Basil Hayden's is the lightest-bodied bourbon whiskey in the family of Jim Beam small batch bourbons produced by Beam Suntory (a subsidiary of Suntory Holdings of Osaka, Japan). It is 80 proof, in contrast with its three sibling brands of higher alcohol concentration (Knob Creek, Booker's, and Baker's).

The Basil Hayden's bourbon brand was introduced in 1992 and is named in honor of Basil Hayden Sr. Hayden was a distiller, and he used a larger amount of rye in his mash than in some other bourbons.  Later, Hayden's grandson Raymond B. Hayden founded a distillery in Nelson County and named his label "Old Grand-Dad", in honor of his grandfather, which bears a rendering of Basil Sr.'s likeness. When Beam Industries introduced their "small batch" collection, among the four was "Basil Hayden's." The company says it uses a mash identical to Knob Creek, which is similar to that originally utilized by Hayden in 1792.

The brand expression was originally labeled as "Aged 8 Years", but in 2014, the age statement was replaced by "Artfully Aged", indicating that the brand no longer carries an age guarantee.

History of the Haydens

Basil Hayden Sr. was a Maryland Catholic who led a group of twenty-five Catholic families from Maryland into what is now Nelson County, Kentucky (near Bardstown) in 1785. There Hayden donated the land for the first Catholic church west of the Alleghenies and the first Catholic church in what is now the Commonwealth of Kentucky. 

The Heydons (original spelling) emigrated to the Virginia Colony in the 1660s, when much of Britain became inhospitable to Catholics. Francis Hayden, Basil Sr.'s great-grandfather and the first Heydon (then switching to Hayden), moved from Virginia to Maryland in 1678, settling in St. Mary's County on St. Clement's Bay, where the family remained until Basil led his band of Catholic families into present-day Nelson County, Kentucky.  During the American Revolution, Basil Sr. supplied provisions to the Colonial Army.

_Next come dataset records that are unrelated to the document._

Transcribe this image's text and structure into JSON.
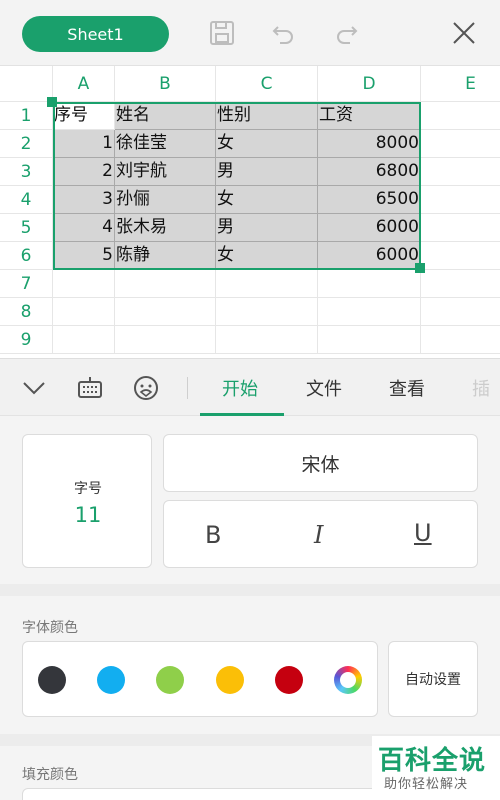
{
  "topbar": {
    "sheet_label": "Sheet1",
    "icons": [
      "save-icon",
      "undo-icon",
      "redo-icon",
      "close-icon"
    ]
  },
  "sheet": {
    "columns": [
      "A",
      "B",
      "C",
      "D",
      "E"
    ],
    "rows": [
      "1",
      "2",
      "3",
      "4",
      "5",
      "6",
      "7",
      "8",
      "9"
    ],
    "header_row": [
      "序号",
      "姓名",
      "性别",
      "工资"
    ],
    "data_rows": [
      [
        "1",
        "徐佳莹",
        "女",
        "8000"
      ],
      [
        "2",
        "刘宇航",
        "男",
        "6800"
      ],
      [
        "3",
        "孙俪",
        "女",
        "6500"
      ],
      [
        "4",
        "张木易",
        "男",
        "6000"
      ],
      [
        "5",
        "陈静",
        "女",
        "6000"
      ]
    ]
  },
  "toolbar": {
    "icons": [
      "collapse-chevron-icon",
      "keyboard-icon",
      "emoji-icon"
    ],
    "tabs": [
      {
        "label": "开始",
        "active": true
      },
      {
        "label": "文件",
        "active": false
      },
      {
        "label": "查看",
        "active": false
      },
      {
        "label": "插",
        "active": false
      }
    ]
  },
  "panel": {
    "font_size_label": "字号",
    "font_size_value": "11",
    "font_name": "宋体",
    "bold_label": "B",
    "italic_label": "I",
    "underline_label": "U",
    "font_color_title": "字体颜色",
    "colors": [
      "#34363b",
      "#12aef0",
      "#8fcf4a",
      "#fbbf07",
      "#c5000f"
    ],
    "auto_label": "自动设置",
    "fill_color_title": "填充颜色"
  },
  "watermark": {
    "title": "百科全说",
    "subtitle": "助你轻松解决"
  }
}
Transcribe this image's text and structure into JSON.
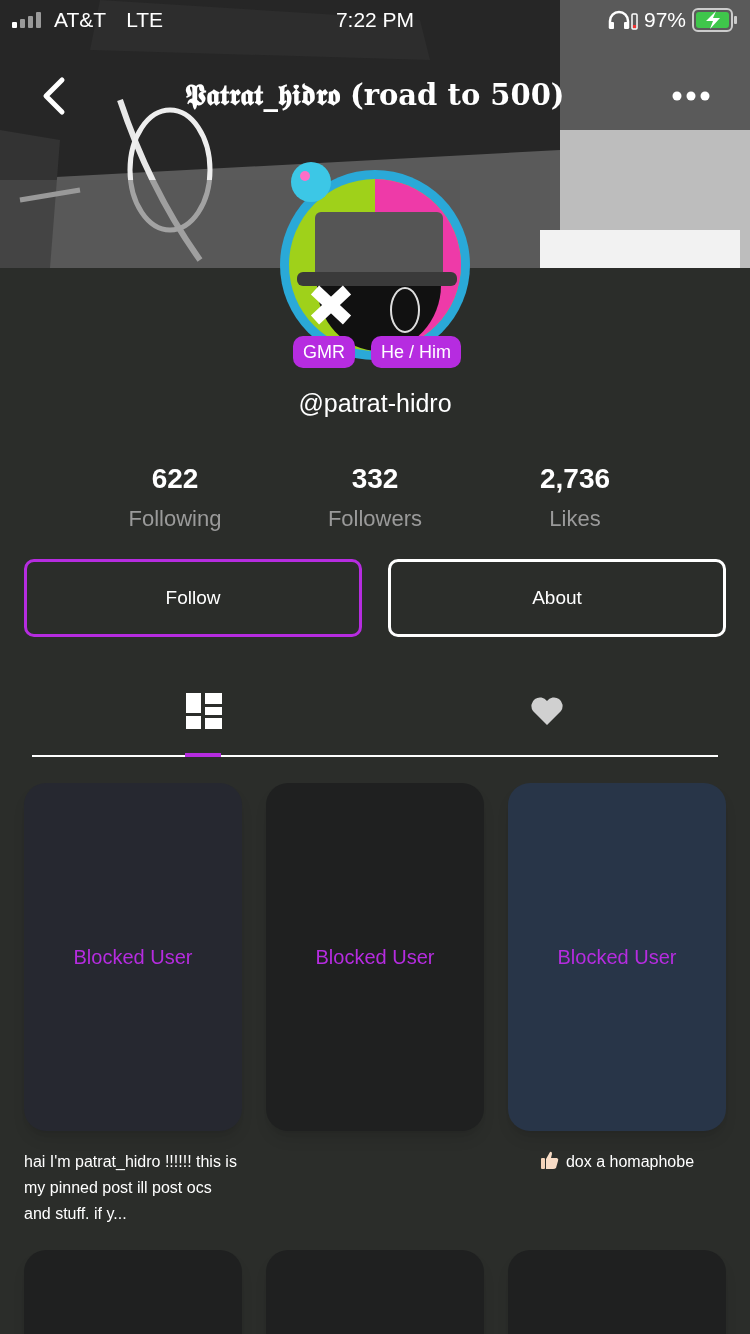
{
  "status_bar": {
    "carrier": "AT&T",
    "network": "LTE",
    "time": "7:22 PM",
    "battery": "97%"
  },
  "header": {
    "title": "𝕻𝖆𝖙𝖗𝖆𝖙_𝖍𝖎𝖉𝖗𝖔 (road to 500)"
  },
  "profile": {
    "badges": [
      "GMR",
      "He / Him"
    ],
    "username": "@patrat-hidro",
    "stats": [
      {
        "value": "622",
        "label": "Following"
      },
      {
        "value": "332",
        "label": "Followers"
      },
      {
        "value": "2,736",
        "label": "Likes"
      }
    ],
    "buttons": [
      {
        "label": "Follow",
        "highlighted": true
      },
      {
        "label": "About",
        "highlighted": false
      }
    ]
  },
  "tabs": [
    {
      "kind": "grid",
      "selected": true
    },
    {
      "kind": "heart",
      "selected": false
    }
  ],
  "posts": [
    {
      "overlay": "Blocked User",
      "color": "#262830",
      "caption": "hai I'm patrat_hidro !!!!!! this is my pinned post ill post ocs and stuff. if y...",
      "thumbs_up": false
    },
    {
      "overlay": "Blocked User",
      "color": "#1f2020"
    },
    {
      "overlay": "Blocked User",
      "color": "#283548",
      "caption": "dox a homaphobe",
      "thumbs_up": true
    },
    {
      "color": "#1f2020"
    },
    {
      "color": "#1f2020"
    },
    {
      "color": "#1f2020"
    }
  ]
}
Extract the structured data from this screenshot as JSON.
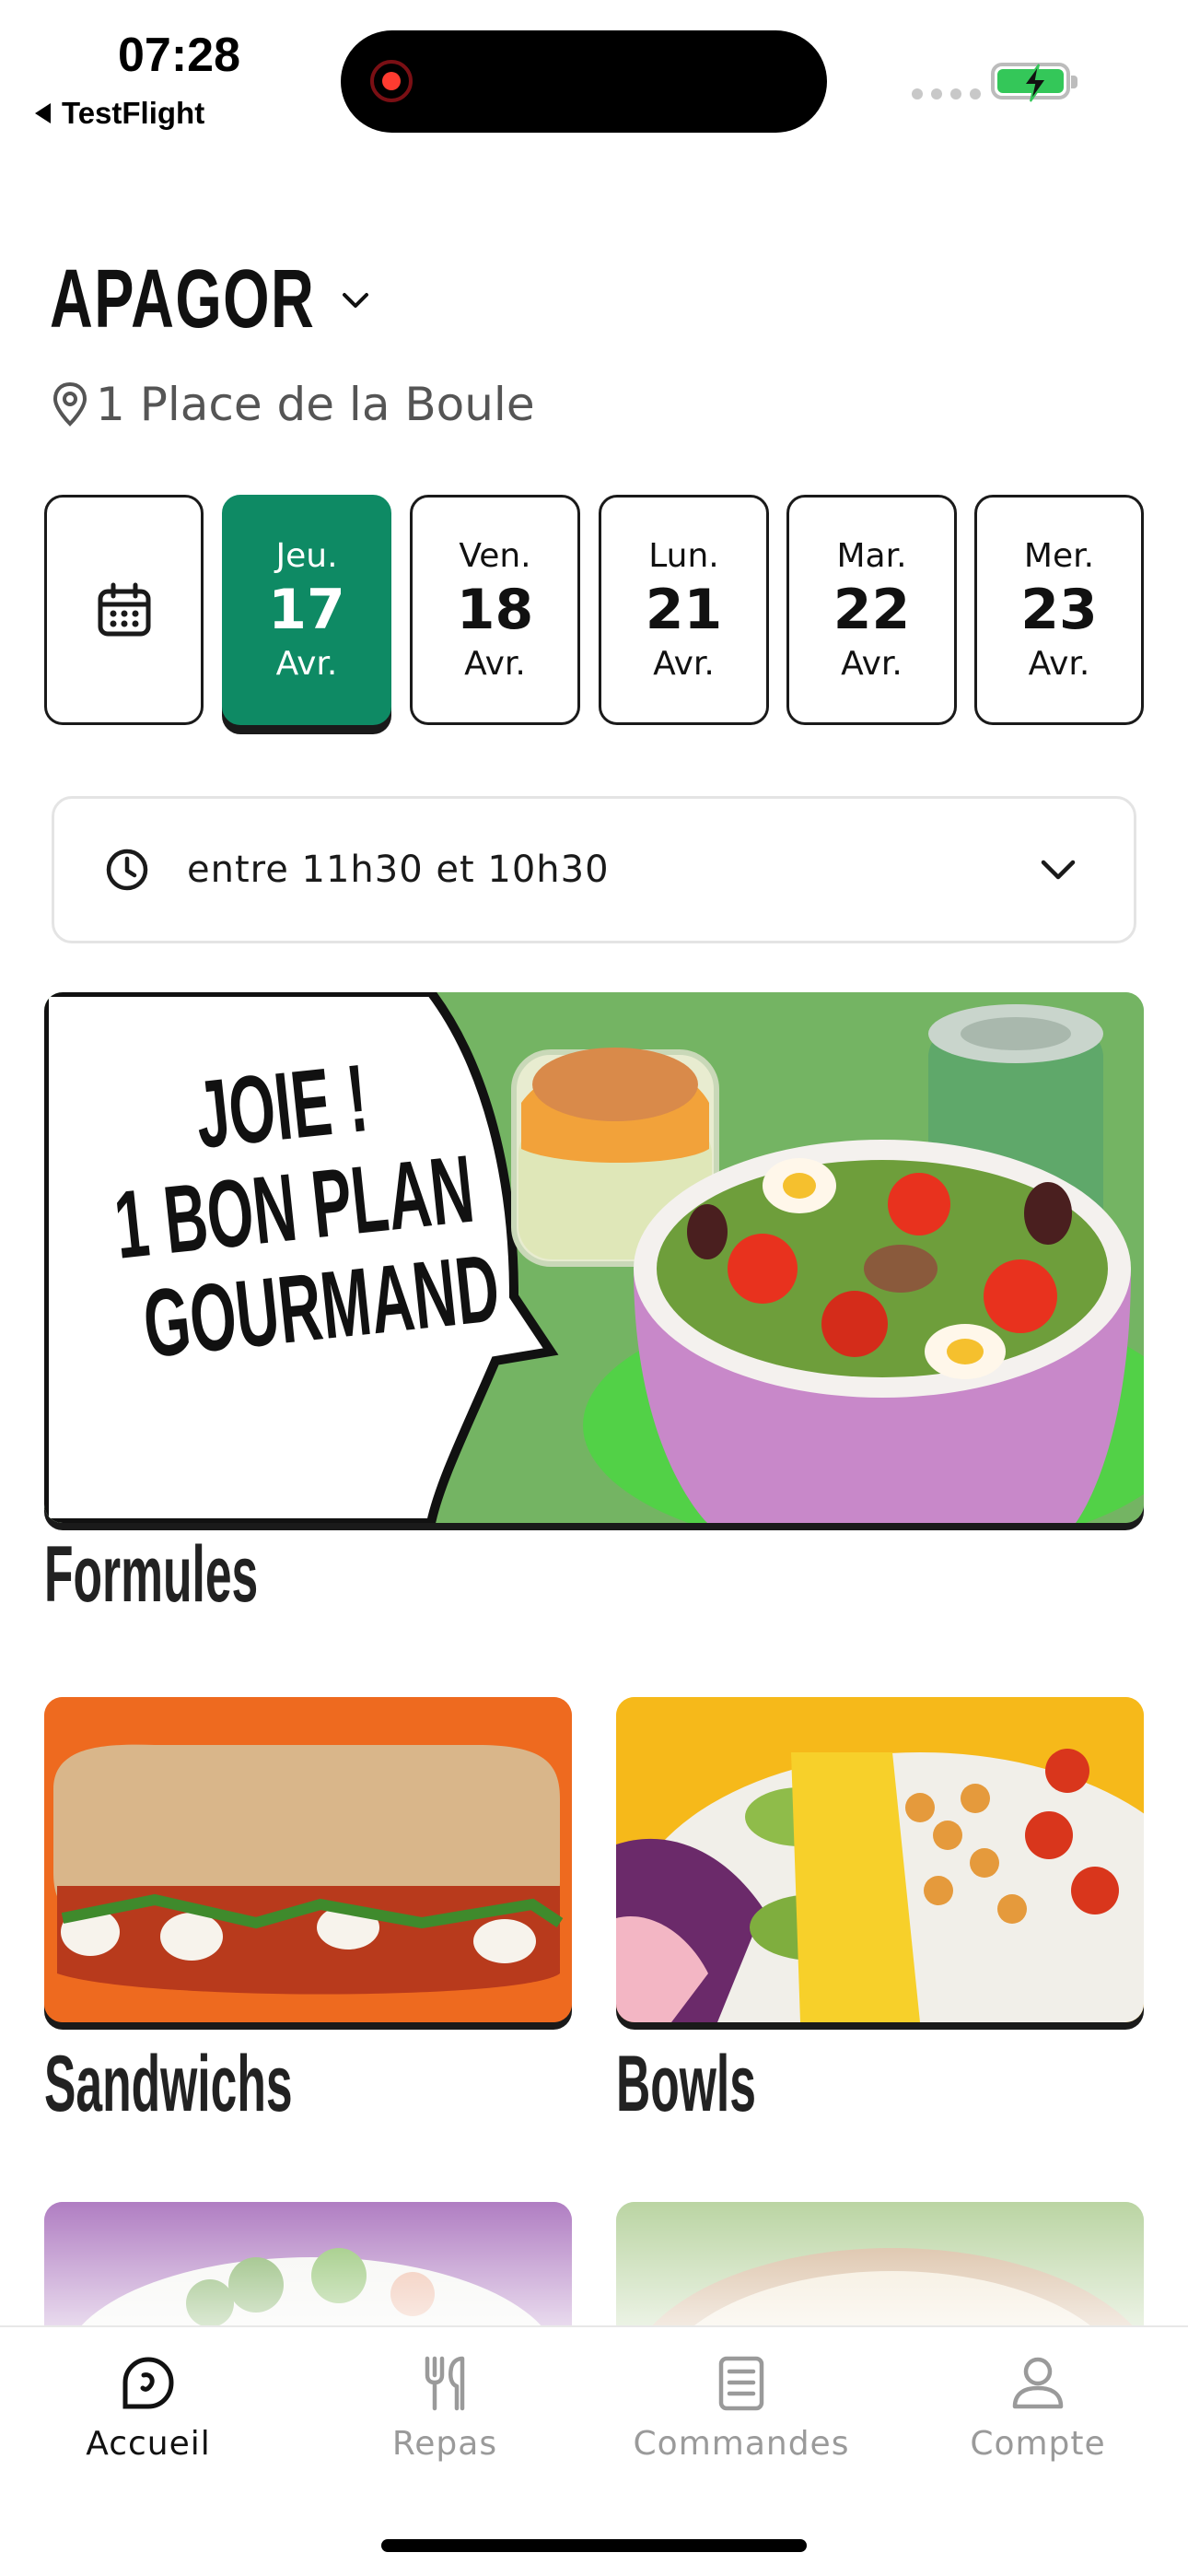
{
  "status_bar": {
    "time": "07:28",
    "back_label": "TestFlight"
  },
  "header": {
    "brand": "APAGOR",
    "address": "1 Place de la Boule"
  },
  "dates": [
    {
      "dow": "Jeu.",
      "day": "17",
      "month": "Avr.",
      "selected": true
    },
    {
      "dow": "Ven.",
      "day": "18",
      "month": "Avr.",
      "selected": false
    },
    {
      "dow": "Lun.",
      "day": "21",
      "month": "Avr.",
      "selected": false
    },
    {
      "dow": "Mar.",
      "day": "22",
      "month": "Avr.",
      "selected": false
    },
    {
      "dow": "Mer.",
      "day": "23",
      "month": "Avr.",
      "selected": false
    }
  ],
  "timeslot": {
    "value": "entre 11h30 et 10h30"
  },
  "promo": {
    "line1": "JOIE !",
    "line2": "1 BON PLAN",
    "line3": "GOURMAND"
  },
  "sections": {
    "formules_title": "Formules"
  },
  "categories": [
    {
      "label": "Sandwichs",
      "color": "#ee6a1f"
    },
    {
      "label": "Bowls",
      "color": "#f6b91a"
    },
    {
      "label": "",
      "color": "#9b5bb2"
    },
    {
      "label": "",
      "color": "#a8c98a"
    }
  ],
  "tabs": [
    {
      "label": "Accueil",
      "icon": "home-icon",
      "active": true
    },
    {
      "label": "Repas",
      "icon": "utensils-icon",
      "active": false
    },
    {
      "label": "Commandes",
      "icon": "receipt-icon",
      "active": false
    },
    {
      "label": "Compte",
      "icon": "user-icon",
      "active": false
    }
  ],
  "colors": {
    "accent": "#0e8a64",
    "inactive_tab": "#9a9a9a",
    "promo_green": "#74b463"
  }
}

Hayden's family can be traced back to England (Norfolk) to the period shortly after the Norman Conquest.  One ancestor, Simon de Heydon, was knighted by Richard the Lionheart in the Holy Land during the Third Crusade in the 1190s.  His son, Thomas de Heydon, was made Justice Itinerant of Norfolk by Henry III.  Around 1400, another ancestor, John Heydon, appears to have been associated with "The Grove" – a large estate in Watford (Hertfordshire),  located about twenty miles northwest of London.  Some researchers have speculated that John Heydon was given the estate for his father Sir Richard de Heydon's services in the French Wars, where Sir Richard perished. Others are less sure. But Heydons definitely lived in Watford from the fourteenth through seventeenth centuries.

Reviews
Food critic Morgan Murphy said "The rye-heavy whiskey is aged 8 years and carries a buttery flavor and smooth, tannic finish."